Avant la Révolution les manants des campagnes vivaient dans des conditions difficiles. Taillables et corvéables à merci, ils devaient se soumettre au bon vouloir des gens de noblesse.
À Chaumeray le seigneur exigeait que les jeunes filles passent la nuit précédant leur mariage en sa compagnie. Dans la soirée, deux de ses hommes de confiance venaient chercher la future mariée chez ses parents et la conduisaient au manoir du potentat. Là, la jeune fille devait satisfaire aux exigences de celui qui se considérait comme son maître.
Les parents n'appréciaient guère, la jeune fille encore moins. La colère grondait dans les chaumières, mais les manants ne se révoltaient pas. Ils dépendaient trop du seigneur. Les terres qu'ils cultivaient lui appartenaient. Il leur fallait prendre leur mal en patience en attendant des jours meilleurs.
Cependant, lasses d'être importunées, les futures mariées avaient pris l'habitude de se réfugier au presbytère de Chaumeray la veille de leur mariage. Elles étaient accueillies par le chapelain dans la maison que ce dernier occupait juste à côté de l'édifice religieux. Elles se sentaient en sécurité sous sa protection. Le lendemain, elles n'avaient qu'un pas à faire pour se marier à la chapelle. Mais le seigneur éventa vite le subterfuge et ne tarda pas à envoyer ses gardes chercher les jeunes filles au presbytère.
Un manant du pays, soucieux d'éviter le déshonneur à sa promise, décida de se rendre à sa place au manoir du potentat. La veille de son mariage, il s'habilla dans des vêtements de femme et attendit chez le chapelain les gardes chargés de le conduire.
Ces derniers vinrent plus tard que d'habitude chercher la jeune fille. Il faisait déjà nuit et dans l'obscurité ils distinguaient mal la personne qu'ils emmenaient.
C'était, leur avait-on dit, la plus belle fille du pays. Il fallait absolument l'amener au manoir. Eux n'avaient qu'une hâte : remplir leur engagement vis-à-vis du seigneur et recevoir la récompense qui leur avait été promise. Le long du chemin, la fausse jeune fille dut écouter nombre de plaisanteries de mauvais goût, mais elle n'y répondit pas.

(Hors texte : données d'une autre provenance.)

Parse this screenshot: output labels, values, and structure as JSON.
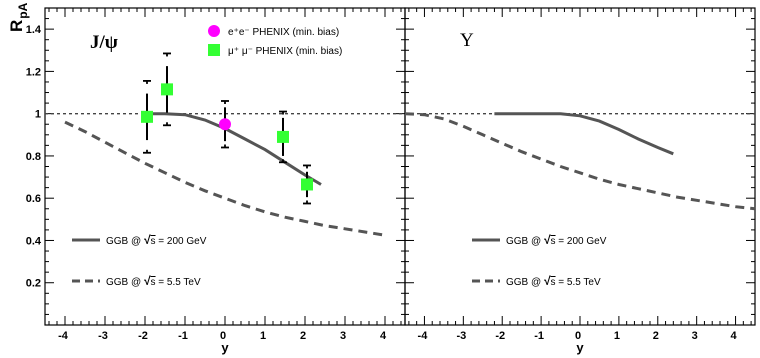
{
  "chart_data": {
    "type": "line",
    "ylabel": "R",
    "ylabel_sub": "pA",
    "xlabel": "y",
    "xlim": [
      -4.5,
      4.5
    ],
    "ylim": [
      0,
      1.5
    ],
    "x_ticks": [
      -4,
      -3,
      -2,
      -1,
      0,
      1,
      2,
      3,
      4
    ],
    "y_ticks": [
      0.2,
      0.4,
      0.6,
      0.8,
      1,
      1.2,
      1.4
    ],
    "y_tick_labels": [
      "0.2",
      "0.4",
      "0.6",
      "0.8",
      "1",
      "1.2",
      "1.4"
    ],
    "reference_line": 1,
    "panels": [
      {
        "title": "J/ψ",
        "series": [
          {
            "name": "GGB @ √s = 200 GeV",
            "style": "solid",
            "color": "#555555",
            "x": [
              -1.9,
              -1.5,
              -1.0,
              -0.5,
              0,
              0.5,
              1.0,
              1.5,
              2.0,
              2.4
            ],
            "y": [
              1.0,
              1.0,
              0.995,
              0.97,
              0.93,
              0.88,
              0.83,
              0.77,
              0.71,
              0.665
            ]
          },
          {
            "name": "GGB @ √s = 5.5 TeV",
            "style": "dashed",
            "color": "#555555",
            "x": [
              -4,
              -3.5,
              -3,
              -2.5,
              -2,
              -1.5,
              -1,
              -0.5,
              0,
              0.5,
              1,
              1.5,
              2,
              2.5,
              3,
              3.5,
              4
            ],
            "y": [
              0.96,
              0.915,
              0.865,
              0.815,
              0.765,
              0.72,
              0.675,
              0.635,
              0.6,
              0.565,
              0.535,
              0.51,
              0.49,
              0.47,
              0.455,
              0.44,
              0.425
            ]
          }
        ],
        "points": [
          {
            "name": "e⁺e⁻ PHENIX (min. bias)",
            "marker": "circle",
            "color": "#ff00ff",
            "x": [
              0
            ],
            "y": [
              0.95
            ],
            "stat_err": [
              0.08
            ],
            "syst_err": [
              0.11
            ]
          },
          {
            "name": "μ⁺ μ⁻ PHENIX (min. bias)",
            "marker": "square",
            "color": "#33ff33",
            "x": [
              -1.95,
              -1.45,
              1.45,
              2.05
            ],
            "y": [
              0.985,
              1.115,
              0.89,
              0.665
            ],
            "stat_err": [
              0.11,
              0.11,
              0.09,
              0.06
            ],
            "syst_err": [
              0.17,
              0.17,
              0.12,
              0.09
            ]
          }
        ]
      },
      {
        "title": "Υ",
        "series": [
          {
            "name": "GGB @ √s = 200 GeV",
            "style": "solid",
            "color": "#555555",
            "x": [
              -2.2,
              -1.5,
              -1.0,
              -0.5,
              0,
              0.5,
              1.0,
              1.5,
              2.0,
              2.4
            ],
            "y": [
              1.0,
              1.0,
              1.0,
              1.0,
              0.99,
              0.965,
              0.925,
              0.88,
              0.84,
              0.81
            ]
          },
          {
            "name": "GGB @ √s = 5.5 TeV",
            "style": "dashed",
            "color": "#555555",
            "x": [
              -4.5,
              -4,
              -3.5,
              -3,
              -2.5,
              -2,
              -1.5,
              -1,
              -0.5,
              0,
              0.5,
              1,
              1.5,
              2,
              2.5,
              3,
              3.5,
              4,
              4.5
            ],
            "y": [
              1.0,
              0.995,
              0.975,
              0.94,
              0.9,
              0.86,
              0.82,
              0.785,
              0.75,
              0.72,
              0.69,
              0.665,
              0.645,
              0.625,
              0.605,
              0.59,
              0.575,
              0.56,
              0.55
            ]
          }
        ]
      }
    ]
  },
  "legend": {
    "dash_200": "GGB @ ",
    "sqrt_s": "s",
    "rest_200": " = 200 GeV",
    "rest_55": " = 5.5 TeV",
    "ee": "e⁺e⁻ PHENIX (min. bias)",
    "mumu": "μ⁺ μ⁻ PHENIX (min. bias)"
  }
}
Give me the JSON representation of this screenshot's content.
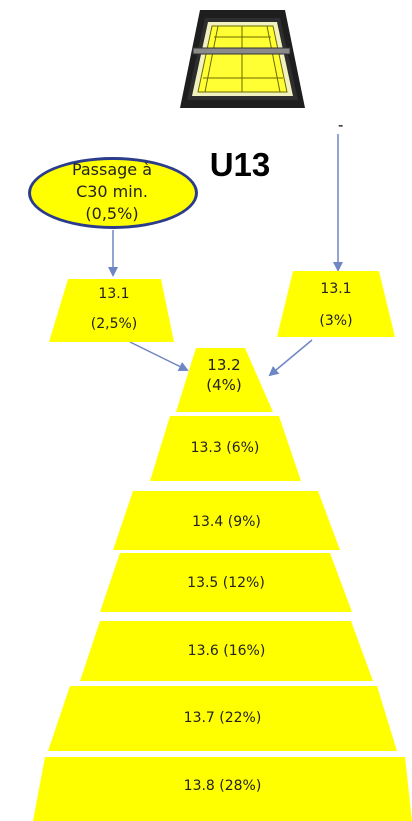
{
  "title": "U13",
  "dash": "-",
  "ellipse": {
    "line1": "Passage à",
    "line2": "C30 min.",
    "line3": "(0,5%)"
  },
  "left_top": {
    "line1": "13.1",
    "line2": "(2,5%)"
  },
  "right_top": {
    "line1": "13.1",
    "line2": "(3%)"
  },
  "apex": {
    "line1": "13.2",
    "line2": "(4%)"
  },
  "levels": [
    "13.3 (6%)",
    "13.4 (9%)",
    "13.5 (12%)",
    "13.6 (16%)",
    "13.7 (22%)",
    "13.8 (28%)"
  ],
  "colors": {
    "fill": "#ffff00",
    "arrow": "#6f86c4",
    "ellipse_border": "#2c3c8c"
  },
  "court_icon": "tennis-court-icon"
}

Arrivés au manoir, les gardes frappèrent trois coups à la porte d'entrée et donnèrent le mot de passe convenu. La porte s'ouvrit. Deux hommes, que la jeune fille reconnut comme étant les valets du château, s'approchèrent et échangèrent quelques mots à voix basse avec les gardes. Ces derniers reçurent leur récompense et disparurent aussitôt, non sans avoir remercié au préalable le seigneur de sa bonté et de sa générosité.
Poussée sans ménagement dans la salle d'entrée du manoir, la jeune fille fit soudain front et enleva d'un geste rapide le fichu qui enveloppait son visage, laissant apparaître la tête d'un fort gaillard devant les yeux atterrés des deux valets. Le futur marié ne perdit pas un instant. Il sortit le poignard qu'il avait caché dans une des manches de son vêtement et en frappa à plusieurs reprises les deux serviteurs du potentat. Couverts de sang, ils s'écroulèrent sur le sol en râlant sans avoir tenté le moindre geste de défense.
Le jeune manant ne s'attarda pas sur les lieux. Se sauvant à travers champs et bois, il regagna sa chaumière et s'y cacha. Lorsque les manants de la région apprirent l'exploit qu'il avait réalisé, ils s'empressèrent de venir le féliciter pour son courage et le remercier d'avoir vengé l'honneur des jeunes filles à marier.
Quant au potentat, la vue de ses valets, allongés sans vie sur le dallage de la salle, le fit sans doute réfléchir, car par la suite il n'importuna plus les futures mariées du pays.